8. Estando aqui em causa precisamente a mesma questão, não pode
senão reiterar-se este juízo de não inconstitucionalidade. Razões de igualdade
e segurança jurídica, bem como de estabilidade da jurisprudência dos tribunais
superiores reforçam, aliás, essa necessidade.
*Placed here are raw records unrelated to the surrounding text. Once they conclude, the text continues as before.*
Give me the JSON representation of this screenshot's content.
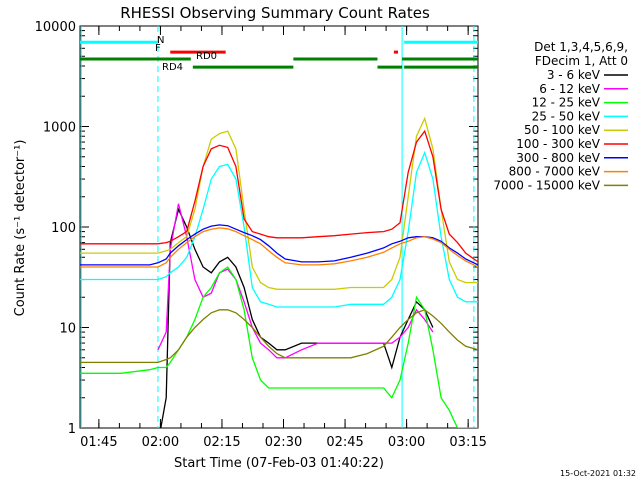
{
  "chart_data": {
    "type": "line",
    "title": "RHESSI Observing Summary Count Rates",
    "xlabel": "Start Time (07-Feb-03 01:40:22)",
    "ylabel": "Count Rate (s⁻¹ detector⁻¹)",
    "yscale": "log",
    "ylim": [
      1,
      10000
    ],
    "xlim_minutes_after_start": [
      0,
      97
    ],
    "x_tick_labels": [
      "01:45",
      "02:00",
      "02:15",
      "02:30",
      "02:45",
      "03:00",
      "03:15"
    ],
    "x_ticks_minutes_after_start": [
      4.6,
      19.6,
      34.6,
      49.6,
      64.6,
      79.6,
      94.6
    ],
    "y_tick_labels": [
      "1",
      "10",
      "100",
      "1000",
      "10000"
    ],
    "y_ticks": [
      1,
      10,
      100,
      1000,
      10000
    ],
    "grid": false,
    "legend_position": "right",
    "legend_header": [
      "Det 1,3,4,5,6,9,",
      "FDecim 1, Att 0"
    ],
    "x_minutes_after_start": [
      0,
      10,
      17,
      19,
      21,
      22,
      24,
      26,
      28,
      30,
      32,
      34,
      36,
      38,
      40,
      42,
      44,
      46,
      48,
      50,
      54,
      58,
      62,
      66,
      70,
      74,
      76,
      78,
      80,
      82,
      84,
      86,
      88,
      90,
      92,
      94,
      97
    ],
    "series": [
      {
        "name": "3 - 6 keV",
        "color": "#000000",
        "values": [
          null,
          null,
          null,
          0.7,
          2,
          70,
          150,
          100,
          60,
          40,
          35,
          45,
          50,
          40,
          25,
          12,
          8,
          7,
          6,
          6,
          7,
          7,
          7,
          7,
          7,
          7,
          4,
          8,
          12,
          18,
          15,
          10,
          null,
          null,
          null,
          null,
          null
        ]
      },
      {
        "name": "6 - 12 keV",
        "color": "#ff00ff",
        "values": [
          null,
          null,
          null,
          6,
          9,
          60,
          170,
          80,
          30,
          20,
          22,
          35,
          38,
          30,
          18,
          10,
          7,
          6,
          5,
          5,
          6,
          7,
          7,
          7,
          7,
          7,
          7,
          8,
          10,
          15,
          12,
          9,
          null,
          null,
          null,
          null,
          null
        ]
      },
      {
        "name": "12 - 25 keV",
        "color": "#00ff00",
        "values": [
          3.5,
          3.5,
          3.8,
          4,
          4,
          4.5,
          6,
          8,
          12,
          20,
          25,
          35,
          40,
          30,
          15,
          5,
          3,
          2.5,
          2.5,
          2.5,
          2.5,
          2.5,
          2.5,
          2.5,
          2.5,
          2.5,
          2,
          3,
          7,
          20,
          15,
          6,
          2,
          1.5,
          1,
          1,
          1
        ]
      },
      {
        "name": "25 - 50 keV",
        "color": "#00ffff",
        "values": [
          30,
          30,
          30,
          30,
          32,
          35,
          40,
          50,
          80,
          150,
          300,
          400,
          420,
          300,
          100,
          25,
          18,
          17,
          16,
          16,
          16,
          16,
          16,
          17,
          17,
          17,
          20,
          30,
          90,
          350,
          550,
          300,
          80,
          30,
          20,
          18,
          18
        ]
      },
      {
        "name": "50 - 100 keV",
        "color": "#cccc00",
        "values": [
          55,
          55,
          55,
          55,
          58,
          60,
          70,
          80,
          150,
          400,
          750,
          850,
          900,
          600,
          150,
          40,
          28,
          25,
          24,
          24,
          24,
          24,
          24,
          25,
          25,
          25,
          30,
          50,
          200,
          800,
          1200,
          600,
          150,
          45,
          30,
          28,
          28
        ]
      },
      {
        "name": "100 - 300 keV",
        "color": "#ff0000",
        "values": [
          68,
          68,
          68,
          68,
          70,
          72,
          80,
          90,
          180,
          400,
          600,
          650,
          620,
          400,
          120,
          90,
          85,
          80,
          78,
          78,
          78,
          80,
          82,
          85,
          88,
          90,
          95,
          110,
          350,
          700,
          900,
          500,
          150,
          85,
          70,
          55,
          45
        ]
      },
      {
        "name": "300 - 800 keV",
        "color": "#0000ff",
        "values": [
          42,
          42,
          42,
          44,
          48,
          55,
          65,
          75,
          85,
          95,
          102,
          105,
          103,
          95,
          88,
          82,
          75,
          65,
          55,
          48,
          45,
          45,
          46,
          50,
          55,
          62,
          68,
          72,
          78,
          80,
          80,
          78,
          72,
          62,
          55,
          48,
          42
        ]
      },
      {
        "name": "800 - 7000 keV",
        "color": "#ff8000",
        "values": [
          40,
          40,
          40,
          40,
          44,
          50,
          60,
          70,
          80,
          90,
          95,
          98,
          96,
          90,
          82,
          75,
          68,
          58,
          50,
          44,
          42,
          42,
          43,
          46,
          50,
          56,
          62,
          68,
          72,
          78,
          80,
          76,
          70,
          60,
          52,
          46,
          40
        ]
      },
      {
        "name": "7000 - 15000 keV",
        "color": "#808000",
        "values": [
          4.5,
          4.5,
          4.5,
          4.5,
          4.8,
          5,
          6,
          8,
          10,
          12,
          14,
          15,
          15,
          14,
          12,
          10,
          8,
          6.5,
          5.5,
          5,
          5,
          5,
          5,
          5,
          5.5,
          6.5,
          8,
          10,
          12,
          14,
          15,
          13,
          11,
          9,
          7.5,
          6.5,
          6
        ]
      }
    ],
    "vertical_markers_minutes": [
      {
        "x": 0.3,
        "color": "#00ffff",
        "dashed": false
      },
      {
        "x": 19.0,
        "color": "#00ffff",
        "dashed": true
      },
      {
        "x": 78.5,
        "color": "#00ffff",
        "dashed": false
      },
      {
        "x": 96.0,
        "color": "#00ffff",
        "dashed": true
      }
    ],
    "status_bars": [
      {
        "label": "N",
        "color": "#00ffff",
        "y": 6900,
        "segments": [
          [
            0,
            19
          ],
          [
            79,
            97
          ]
        ]
      },
      {
        "label": "F",
        "color": "#ff0000",
        "y": 5500,
        "segments": [
          [
            22,
            35.5
          ],
          [
            76.5,
            77.5
          ]
        ]
      },
      {
        "label": "RD0",
        "color": "#008000",
        "y": 4700,
        "segments": [
          [
            0,
            27
          ],
          [
            52,
            72.5
          ],
          [
            78.5,
            97
          ]
        ]
      },
      {
        "label": "RD4",
        "color": "#008000",
        "y": 3900,
        "segments": [
          [
            27.5,
            52
          ],
          [
            72.5,
            78.5
          ],
          [
            79,
            97
          ]
        ]
      }
    ],
    "footer_date": "15-Oct-2021 01:32"
  }
}
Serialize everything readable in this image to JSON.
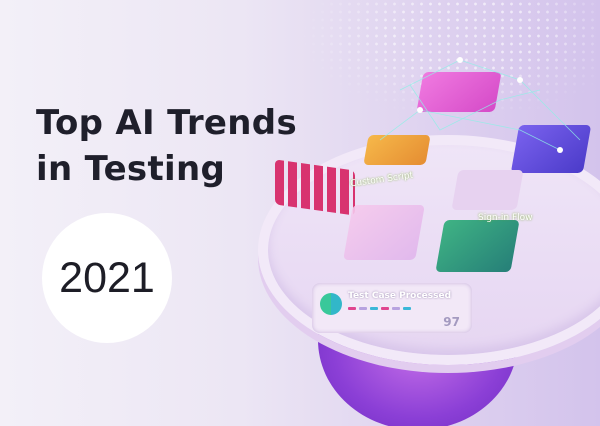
{
  "title_lines": [
    "Top AI Trends",
    "in Testing"
  ],
  "year": "2021",
  "illustration": {
    "labels": {
      "custom_script": "Custom Script",
      "sign_in_flow": "Sign-in Flow"
    },
    "status_screen": {
      "label": "Test Case Processed",
      "count": "97"
    }
  },
  "colors": {
    "background": "#ece6f4",
    "title": "#1f1f2b",
    "pink_block": "#d8336f",
    "green_panel": "#2f9a7a",
    "blue_panel": "#5b49d8",
    "magenta_panel": "#e45ad0",
    "orange_panel": "#f0a13a"
  }
}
Resta, pois, subscrevendo a
fundamentação do Acórdão n.º 324/2024, supra transcrito, concluir no
sentido da não inconstitucionalidade das disposições sindicadas no âmbito do regime jurídico da CESE, aprovado pelo artigo 228.º da Lei n.º
83-C/2013, de 31 de dezembro, na versão e período de vigência conferidos pelo
artigo 280.º da Lei n.º 114/2017, de 29 de dezembro.
III. Decisão
Nestes termos, e pelos fundamentos
expostos, decide-se:
a)
Não julgar
inconstitucional o disposto no artigo 2.º, alínea d), do regime jurídico da CESE, aprovado pelo artigo 228.º da Lei n.º 83-C/2013, de 31 de
dezembro, na versão e período de vigência conferidos pelo artigo 280.º da Lei n.º 114/2017, de 29 de dezembro;
b)
Negar provimento ao
recurso.
Custas pela recorrente, fixando-se
a taxa de justiça em 25 (vinte e cinco) unidades de conta, ponderados os critérios
fixados no artigo 9.º, n.º 1, do Decreto-Lei n.º 303/98, de 7 de outubro
(artigo 6.º, n.º 2, do mesmo diploma).
Lisboa,
29 de outubro de 2024 - Mariana Canotilho - António José da Ascensão
Ramos - José Eduardo Figueiredo Dias - Rui Guerra da Fonseca
- Maria Benedita Urbano (voto a presente decisão com base na
fundamentação dos Acórdãos n.º 381/2024 e n.º 382/2024). - José Teles
Pereira (juntando declaração). - Dora Lucas Neto - Afonso Patrão
(vencido, pela razões constantes da fundamentação do Acórdão n.º 101/2023, que
subscrevi) - João Carlos Loureiro (Vencido por concordar com a
orientação estabelecida no Acórdão n.º 101/2023) - Carlos Medeiros de
Carvalho (vencido nos termos explicitados nos acórdãos n.ºs 324/2023 e
325/2023) - Gonçalo Almeida Ribeiro (vencido, pelas razões constantes da
fundamentação do Acórdão n.º 101/2023). - Joana Fernandes Costa
(vencida, pelas razões constantes do Acórdão n.º 101/2023). - José João
Abrantes
DECLARAÇÃO DE VOTO
[apresentada pelo Conselheiro José António
Teles Pereira]
A presente decisão remete para os
fundamentos do Acórdão n.º 324/2024, no qual fiquei vencido, por aderir, no
essencial, à declaração de voto que o Senhor Juiz Conselheiro Gonçalo Almeida
Ribeiro apôs ao Acórdão n.º 338/2023. Sendo essa a minha posição pessoal quanto
à matéria aqui em discussão, voto, todavia, o presente Acórdão, por entender
que as recentes decisões do Plenário nos Acórdãos n.os
324/2024, 325/2024 e 381/2024 reclamam a salvaguarda da estabilidade da
jurisprudência constitucional. Como, recentemente, afirmei na Decisão Sumária
n.º 383/2024, “[…] não obstante a questão ainda estar em aberto quanto à
CESE relativa ao ano 2019, tendo em conta que a intervenção do Plenário visou
estabilizar a jurisprudência constitucional [quanto à CESE 2018] nesta
matéria, [considero-me] vinculado pela posição maioritária do Plenário”.
Essa, enfim, a razão determinante do meu voto.